Thursday, February 11, 2016

Open Government: Learned nothing

The government has finally released its Open Government Partnership Mid-term Self-assessment Report, just four months after it was supposed to. They're so proud of it that they didn't even issue a press release on it - just a quiet change to the heading of a web-page. The major change? The addition of the promised "statement from the Stakeholder Advisory Group" on the Action Plan and contents. Which, stripped of its waffle, comes down to one sentence:

Because of the brevity of time since the Stakeholder Advisory Group was formed, it is [sic] not been able to provide collective detailed comments on the particulars of the actions.

This is dated "September 2015" - from before the draft was published. Which makes you wonder why it wasn't in the draft in the first place, and why it took them four fucking months to produce the final one.

But the SAG is "look[ing] forward to providing practical advice and leadership" on the development of the new Action Plan, and to "be[ing] transformational and to ensur[ing] civil society is actively engaged". So how's that working out for them? Likewise, how is the government's promises of learning the lessons of their disastrous first action plan and starting consultation sooner working out?

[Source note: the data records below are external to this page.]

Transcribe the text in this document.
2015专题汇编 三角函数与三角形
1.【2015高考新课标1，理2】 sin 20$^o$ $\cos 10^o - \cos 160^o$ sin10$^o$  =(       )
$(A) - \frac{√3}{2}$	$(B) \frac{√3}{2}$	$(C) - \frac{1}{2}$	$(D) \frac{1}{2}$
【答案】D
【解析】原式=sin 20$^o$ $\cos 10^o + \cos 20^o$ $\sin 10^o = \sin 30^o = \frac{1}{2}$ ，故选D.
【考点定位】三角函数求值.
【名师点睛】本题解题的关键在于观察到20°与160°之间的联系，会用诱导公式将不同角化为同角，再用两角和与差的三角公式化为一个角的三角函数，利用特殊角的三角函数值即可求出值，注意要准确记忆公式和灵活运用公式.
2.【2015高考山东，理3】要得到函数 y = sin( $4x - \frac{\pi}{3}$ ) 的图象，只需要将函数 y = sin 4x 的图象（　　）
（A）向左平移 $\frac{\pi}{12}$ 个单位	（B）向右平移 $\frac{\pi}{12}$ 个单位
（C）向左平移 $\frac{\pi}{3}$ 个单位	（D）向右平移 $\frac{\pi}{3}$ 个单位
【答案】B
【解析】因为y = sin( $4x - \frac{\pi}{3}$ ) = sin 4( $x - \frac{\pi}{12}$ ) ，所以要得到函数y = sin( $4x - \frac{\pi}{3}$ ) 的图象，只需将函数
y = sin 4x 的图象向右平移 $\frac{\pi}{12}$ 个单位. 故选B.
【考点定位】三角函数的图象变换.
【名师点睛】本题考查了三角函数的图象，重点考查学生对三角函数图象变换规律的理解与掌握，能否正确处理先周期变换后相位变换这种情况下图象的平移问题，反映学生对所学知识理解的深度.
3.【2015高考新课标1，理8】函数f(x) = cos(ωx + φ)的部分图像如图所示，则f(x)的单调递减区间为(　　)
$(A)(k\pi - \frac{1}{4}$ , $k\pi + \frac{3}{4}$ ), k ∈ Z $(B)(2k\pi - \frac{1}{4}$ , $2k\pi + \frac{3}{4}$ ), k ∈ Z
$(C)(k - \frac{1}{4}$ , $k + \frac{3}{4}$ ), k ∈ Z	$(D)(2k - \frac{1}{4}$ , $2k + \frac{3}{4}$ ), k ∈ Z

Badly. It appears they've learned absolutely nothing (or at least nothing they're willing to take on board), and gearing up to repeat the same mistakes they made last time.

The central problem is time: the second National Action Plan is due on June 30. But the SAG is only just meeting today to discuss it. Which means they're running on pretty much the same timeline as they were last time - the one which left no time for meaningful public consultation. As for "co-creation", there's simply no time allowed to assess proposed commitments from the public, let alone have them signed off by Ministers. In other words, it'll be the same "consultation" as last time, in which we will be invited to comment on a pre-determined slate of (almost certainly pre-existing) proposals, with no real prospect for meaningful input. That's what New Zealand apparently means by "open government". And its a crock of shit.

And it doesn't have to be this way. Its not hard to find examples of countries which are doing this right, which are providing meaningful consultation and co-creation of OGP commitments. Just look at the UK - or Australia. But the big difference in both cases is both an earlier start, allowing ideas to be received, assessed, and analysed for credibility, and a commitment to actually listen to the public rather than presenting us with a fait accompli. The government is well aware of these alternative processes they could have followed, and has chosen not to follow them. Which tells us that they are not committed to the Open Government partnership's values, and that our participation in it is simply a sham.